Cruise to Havana: Carnival, Haimark Line
Small Sailboat: Adventure Smith Explorations
Ferries: Four ferry operators currently from Key West to Havana. Fort Lauderdale, Miami and Orlando are still waiting on a green light for their own ferries.
How to get around
Important Tip: All forms of taxis don’t have a meter. No matter how far you are going always negotiate the price BEFORE you leave. In my budget post, I went over what the typical prices look like in Cuba.
In the city:
Vintage Cars: Obviously as a tourist the vintage American cars are (most likely) your favorite and preferred way to travel. Luckily they aren’t much more expensive than the normal taxis. In Cuba they are just another car!
Cycle Taxis and small Coco Cars: First off Coco Cars look like colorful tut tuts and both are another option for short distance travel.
Taxi Collectivos or Shared taxis: These are a bit harder to navigate; they only run on certain routes. Think of them as small buses. If you manage to figure it out they are SO CHEAP (like $.50 a ride) but I agree it is confusing.
Private Cars: Of course the most expensive but you can negotiate with your driver to stop along the way at other sightseeing opportunities.
Taxi Collectivos or Shared taxis: As well as running in the city they also run from city to city and this service is MUCH EASIER to figure out. We used one to get back from Vinales and it was cheap and efficient. Infotur kiosks and shops can help you find the pickup points and let you know what the exact prices are.
City Bus: The cheapest option for travel but very packed and no air conditioning. They run in the city and city to city.
Viazul Bus: The tourist bus that comes with A/C. Hallelujah! They run between multiple cities and cost around $4-5 per hour of journey. They take longer than hiring private cars of course. For example Havana to Varadero is about 2 hours by private car and about 3 and a half hours by Viazul bus.

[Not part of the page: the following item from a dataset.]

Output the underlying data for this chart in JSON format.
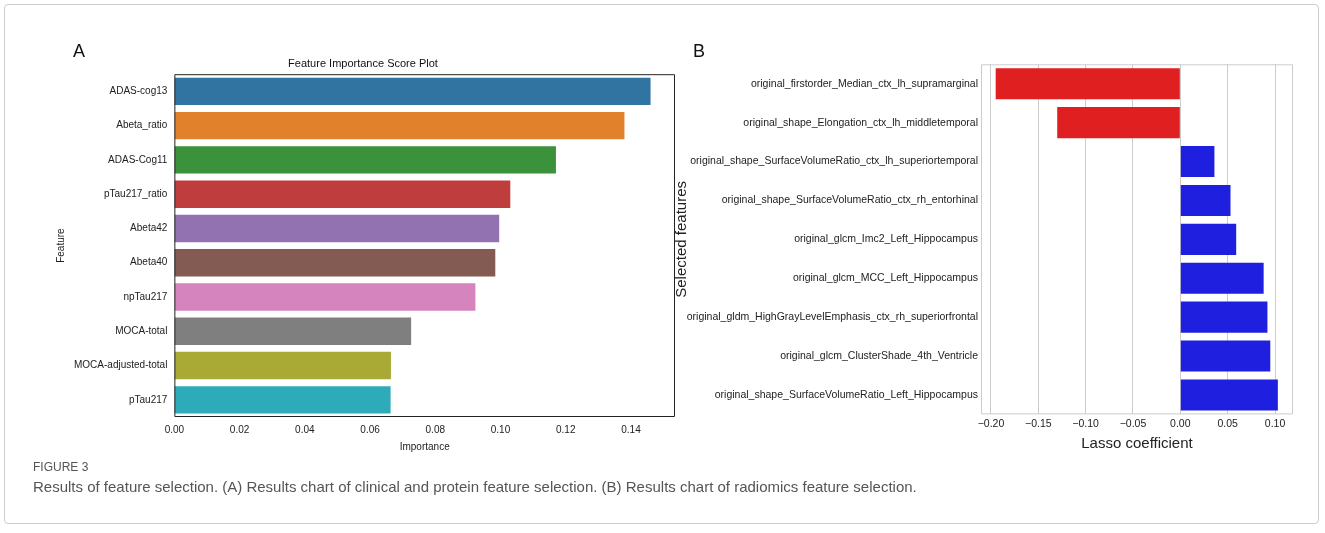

Should you stay in a hotel or a Casa Particular when in Cuba? That is the number one question I got when I arrived back in the US. I have a whole post on Casa’s (coming soon) for a more in-depth answer to this question. If you are going to stay at a hotel here are my picks…
Hotel Nacional de Cuba
Pricey but worth it. Their garden overlooks the Malecon and is perfect for watching the beautiful sunsets each day. In Central Havana.
Iberostar Parque Central
Right in the middle of Old Havana and a perfect location for taking in all the city sights.
Trips outside Havana
A valley with a National Forest to explore via horseback or hiking. Plus organic farms where you can see first hand typical growing of tobacco. Lastly, the town itself is beautiful to wander through.
3 Hours from Havana.
22 km of white sandy beaches and perfect green palm trees. Resort town but surprisingly cheap food and drinks – we stayed in a Casa while there.
2 hours from Cuba.
I did not have the chance to go but have heard it is one of the most beautiful towns in all of Cuba. A UNESCO world heritage site.